HUMAN PANGENOME MAP – SCIE & TECH

News: Explained | Understanding a human pan-genome map

 

What's in the news?

       A new study published in the May 10 issue of the Nature journal describes a pan-genome reference map, built using genomes from 47 anonymous individuals (19 men and 28 women), mainly from Africa but also from the Caribbean, Americas, East Asia, and Europe.

 

Genome:

       The genome is the blueprint of life, a collection of all the genes and the regions between the genes contained in our 23 pairs of chromosomes.

       Each chromosome is a contiguous stretch of DNA string.

       In other words, our genome consists of 23 different strings, each composed of millions of individual building blocks called nucleotides or bases.

       The four types of building blocks (A, T, G and C) are arranged and repeated millions of times in different combinations to make all of our 23 chromosomes.

 

Genome Sequencing:

       Genome sequencing is the method used to determine the precise order of the four letters and how they are arranged in chromosomes.

       Sequencing individual genomes helps us understand human diversity at the genetic level and how prone we are to certain diseases.

 

What is a reference genome?

       When genomes are newly sequenced, they are compared to a reference map called a reference genome.

       This helps us to understand the regions of differences between the newly sequenced genome and the reference genome.

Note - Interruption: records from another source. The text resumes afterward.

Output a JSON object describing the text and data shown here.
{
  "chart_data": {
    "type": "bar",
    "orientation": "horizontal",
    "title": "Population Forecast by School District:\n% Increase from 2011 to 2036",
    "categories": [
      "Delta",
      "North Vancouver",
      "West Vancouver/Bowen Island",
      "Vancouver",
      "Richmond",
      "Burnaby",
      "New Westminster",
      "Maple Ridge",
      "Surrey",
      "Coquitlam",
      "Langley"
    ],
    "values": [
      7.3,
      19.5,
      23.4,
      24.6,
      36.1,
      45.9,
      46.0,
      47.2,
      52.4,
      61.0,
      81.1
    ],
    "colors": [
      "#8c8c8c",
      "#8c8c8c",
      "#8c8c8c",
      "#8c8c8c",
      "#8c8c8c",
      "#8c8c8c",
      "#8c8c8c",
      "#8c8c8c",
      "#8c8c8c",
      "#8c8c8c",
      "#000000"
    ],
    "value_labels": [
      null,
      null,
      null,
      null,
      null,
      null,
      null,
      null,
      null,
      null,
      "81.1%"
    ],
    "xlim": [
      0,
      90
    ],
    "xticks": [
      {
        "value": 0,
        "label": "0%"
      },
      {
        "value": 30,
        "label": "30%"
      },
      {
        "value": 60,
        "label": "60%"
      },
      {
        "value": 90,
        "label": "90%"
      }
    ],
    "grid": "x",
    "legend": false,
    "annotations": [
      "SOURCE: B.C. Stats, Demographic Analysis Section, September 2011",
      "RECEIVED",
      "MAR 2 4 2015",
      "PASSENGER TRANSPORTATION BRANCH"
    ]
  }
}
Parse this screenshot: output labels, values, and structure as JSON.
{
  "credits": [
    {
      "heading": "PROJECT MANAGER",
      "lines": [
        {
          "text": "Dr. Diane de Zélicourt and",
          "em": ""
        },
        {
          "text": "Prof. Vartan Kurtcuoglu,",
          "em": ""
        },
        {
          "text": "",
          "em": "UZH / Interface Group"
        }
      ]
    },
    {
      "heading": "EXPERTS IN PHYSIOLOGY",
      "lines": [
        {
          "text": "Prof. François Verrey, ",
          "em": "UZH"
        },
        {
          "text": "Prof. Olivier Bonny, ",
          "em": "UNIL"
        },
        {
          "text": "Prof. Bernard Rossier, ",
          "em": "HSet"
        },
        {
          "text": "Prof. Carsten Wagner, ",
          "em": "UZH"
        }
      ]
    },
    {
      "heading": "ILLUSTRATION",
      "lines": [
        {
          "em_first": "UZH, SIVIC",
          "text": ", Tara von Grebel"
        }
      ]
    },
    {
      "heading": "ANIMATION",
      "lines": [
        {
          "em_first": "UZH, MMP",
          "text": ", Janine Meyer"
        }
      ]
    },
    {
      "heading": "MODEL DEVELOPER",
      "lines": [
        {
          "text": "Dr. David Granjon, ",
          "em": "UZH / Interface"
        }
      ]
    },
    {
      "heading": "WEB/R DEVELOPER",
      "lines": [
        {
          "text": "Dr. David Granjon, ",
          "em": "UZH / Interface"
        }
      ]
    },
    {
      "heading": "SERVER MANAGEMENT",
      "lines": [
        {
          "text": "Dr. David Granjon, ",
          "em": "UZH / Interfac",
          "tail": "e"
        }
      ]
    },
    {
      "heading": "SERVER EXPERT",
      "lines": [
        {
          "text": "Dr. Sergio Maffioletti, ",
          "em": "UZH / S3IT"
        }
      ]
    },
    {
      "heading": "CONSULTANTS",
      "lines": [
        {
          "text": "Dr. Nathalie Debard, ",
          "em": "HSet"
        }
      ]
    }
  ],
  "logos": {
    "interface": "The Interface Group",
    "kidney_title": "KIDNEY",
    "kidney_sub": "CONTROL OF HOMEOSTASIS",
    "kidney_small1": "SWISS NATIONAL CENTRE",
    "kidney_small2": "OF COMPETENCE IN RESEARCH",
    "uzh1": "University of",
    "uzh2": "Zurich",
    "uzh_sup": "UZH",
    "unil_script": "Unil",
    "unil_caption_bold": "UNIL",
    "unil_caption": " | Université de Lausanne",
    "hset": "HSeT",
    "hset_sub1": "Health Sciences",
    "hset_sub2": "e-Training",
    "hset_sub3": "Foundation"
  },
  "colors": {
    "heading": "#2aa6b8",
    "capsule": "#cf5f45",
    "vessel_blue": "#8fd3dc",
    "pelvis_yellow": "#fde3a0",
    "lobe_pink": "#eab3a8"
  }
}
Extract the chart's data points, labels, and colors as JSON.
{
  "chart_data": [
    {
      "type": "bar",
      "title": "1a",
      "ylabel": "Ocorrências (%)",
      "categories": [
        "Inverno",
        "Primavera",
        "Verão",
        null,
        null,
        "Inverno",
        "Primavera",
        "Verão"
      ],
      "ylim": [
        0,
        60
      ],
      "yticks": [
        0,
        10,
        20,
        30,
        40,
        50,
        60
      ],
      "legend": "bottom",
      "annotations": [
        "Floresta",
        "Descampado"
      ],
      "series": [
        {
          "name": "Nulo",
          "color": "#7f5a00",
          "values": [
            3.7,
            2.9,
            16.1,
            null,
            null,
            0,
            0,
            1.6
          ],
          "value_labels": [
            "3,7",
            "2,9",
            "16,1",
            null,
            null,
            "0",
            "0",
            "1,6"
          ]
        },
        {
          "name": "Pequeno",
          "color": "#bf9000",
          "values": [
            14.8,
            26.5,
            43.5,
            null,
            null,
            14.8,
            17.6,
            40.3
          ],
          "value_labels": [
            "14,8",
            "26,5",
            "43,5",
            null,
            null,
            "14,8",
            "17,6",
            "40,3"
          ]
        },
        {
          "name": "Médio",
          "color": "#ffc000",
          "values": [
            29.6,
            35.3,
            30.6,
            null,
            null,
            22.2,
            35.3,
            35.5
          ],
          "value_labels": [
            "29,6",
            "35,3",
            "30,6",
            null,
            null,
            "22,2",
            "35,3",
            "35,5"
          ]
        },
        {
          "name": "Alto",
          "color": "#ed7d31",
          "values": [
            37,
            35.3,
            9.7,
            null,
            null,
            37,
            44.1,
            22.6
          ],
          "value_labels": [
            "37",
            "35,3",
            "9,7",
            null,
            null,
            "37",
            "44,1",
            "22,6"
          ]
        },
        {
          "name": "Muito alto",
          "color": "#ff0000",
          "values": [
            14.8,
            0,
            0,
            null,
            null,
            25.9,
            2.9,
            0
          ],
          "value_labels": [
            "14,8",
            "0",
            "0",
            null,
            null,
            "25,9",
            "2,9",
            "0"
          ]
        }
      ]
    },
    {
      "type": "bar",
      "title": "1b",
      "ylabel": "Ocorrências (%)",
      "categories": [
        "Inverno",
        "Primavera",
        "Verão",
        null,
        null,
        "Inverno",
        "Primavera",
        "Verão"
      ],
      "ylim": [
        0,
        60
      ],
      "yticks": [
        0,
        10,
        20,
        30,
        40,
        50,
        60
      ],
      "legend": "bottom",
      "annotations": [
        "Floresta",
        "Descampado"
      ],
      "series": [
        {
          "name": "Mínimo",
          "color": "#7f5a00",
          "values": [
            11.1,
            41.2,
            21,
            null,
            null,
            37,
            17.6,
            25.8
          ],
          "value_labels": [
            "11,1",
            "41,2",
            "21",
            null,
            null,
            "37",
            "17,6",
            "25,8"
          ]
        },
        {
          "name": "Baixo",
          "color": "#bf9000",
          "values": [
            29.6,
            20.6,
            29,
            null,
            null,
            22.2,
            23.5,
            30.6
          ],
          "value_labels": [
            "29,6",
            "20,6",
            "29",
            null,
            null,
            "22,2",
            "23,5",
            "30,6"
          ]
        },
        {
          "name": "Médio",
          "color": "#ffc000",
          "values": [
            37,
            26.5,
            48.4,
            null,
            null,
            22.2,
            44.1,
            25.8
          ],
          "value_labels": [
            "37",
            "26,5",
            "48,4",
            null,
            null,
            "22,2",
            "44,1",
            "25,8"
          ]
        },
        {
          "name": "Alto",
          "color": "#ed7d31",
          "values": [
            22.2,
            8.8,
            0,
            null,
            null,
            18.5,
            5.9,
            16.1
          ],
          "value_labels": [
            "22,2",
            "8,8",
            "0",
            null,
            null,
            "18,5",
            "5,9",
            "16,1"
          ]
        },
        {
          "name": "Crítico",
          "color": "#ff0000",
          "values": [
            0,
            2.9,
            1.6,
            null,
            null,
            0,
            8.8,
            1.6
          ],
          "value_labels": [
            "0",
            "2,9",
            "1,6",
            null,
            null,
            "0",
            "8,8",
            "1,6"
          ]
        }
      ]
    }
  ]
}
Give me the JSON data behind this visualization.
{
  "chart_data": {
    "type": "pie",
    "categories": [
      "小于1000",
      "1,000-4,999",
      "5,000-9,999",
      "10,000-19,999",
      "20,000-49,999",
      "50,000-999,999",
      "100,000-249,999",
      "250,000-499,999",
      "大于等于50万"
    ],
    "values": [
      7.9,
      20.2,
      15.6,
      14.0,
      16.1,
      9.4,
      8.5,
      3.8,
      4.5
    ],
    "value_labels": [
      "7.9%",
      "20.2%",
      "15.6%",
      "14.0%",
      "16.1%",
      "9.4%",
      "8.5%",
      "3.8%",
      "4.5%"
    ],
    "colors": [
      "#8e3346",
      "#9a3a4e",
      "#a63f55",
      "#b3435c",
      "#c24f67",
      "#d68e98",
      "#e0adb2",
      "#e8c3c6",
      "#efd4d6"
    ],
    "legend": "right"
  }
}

       One of this century’s scientific breakthroughs was the making of the first reference genome in 2001.

       It helped scientists discover thousands of genes linked to various diseases; better understand diseases like cancer at the genetic level; and design novel diagnostic tests.

       Although a remarkable feat, the reference genome of 2001 was 92% complete and contained many gaps and errors.

       Additionally, it was not representative of all human beings as it was built using mostly the genome of a single individual of mixed African and European ancestry. Since then, the reference genome map has been refined and improved to have complete end-to-end sequences of all the 23 human chromosomes.

       Although complete and error-free, the finished reference genome map does not represent all of human diversity.

 

Pan Genome Map:

       Unlike the earlier reference genome, which is a linear sequence, the pangenome is a graph.

       The graph of each chromosome is like a bamboo stem with nodes where a stretch of sequences of all 47 individuals converges (similar), and with internodes of varying lengths representing genetic variations among those individuals from different ancestries.

       To create complete and contiguous chromosome maps in the pan genome project, the researchers used long-read DNA sequencing technologies, which produce strings of contiguous DNA strands tens of thousands of nucleotides long.

       Using longer reads helps assemble the sequences with minimum errors and read through the repetitive regions of the chromosomes which are hard to sequence with short-read technologies used earlier.

 

Importance of Pan Genome Map:

Although any two humans are more than 99% similar in their DNA, there is still about a 0.4% difference between any two individuals. This may be a small percentage, but considering that the human genome consists of 3.2 billion individual nucleotides, the difference between any two individuals is a whopping 12.8 million nucleotides.

       A complete and error-free human pan genome map will help us understand those differences and explain human diversity better.

       It will also help us understand genetic variants in some populations, which result in underlying health conditions.

       The pangenome reference map has added nearly 119 million new letters to the existing genome map and has already aided the discovery of 150 new genes linked to autism.

 

India and Genome Sequence:

       Even though the current map does not contain genome sequences from Indians, it will help map Indian genomes better against the error-free and complete reference genomes known so far.

       Future pangenome maps that include high-quality genomes from Indians, including from many endogamous and isolated populations within the country, will shed light on disease prevalence, help discover new genes for rare diseases, design better diagnostic methods, and help discover novel drugs against those diseases.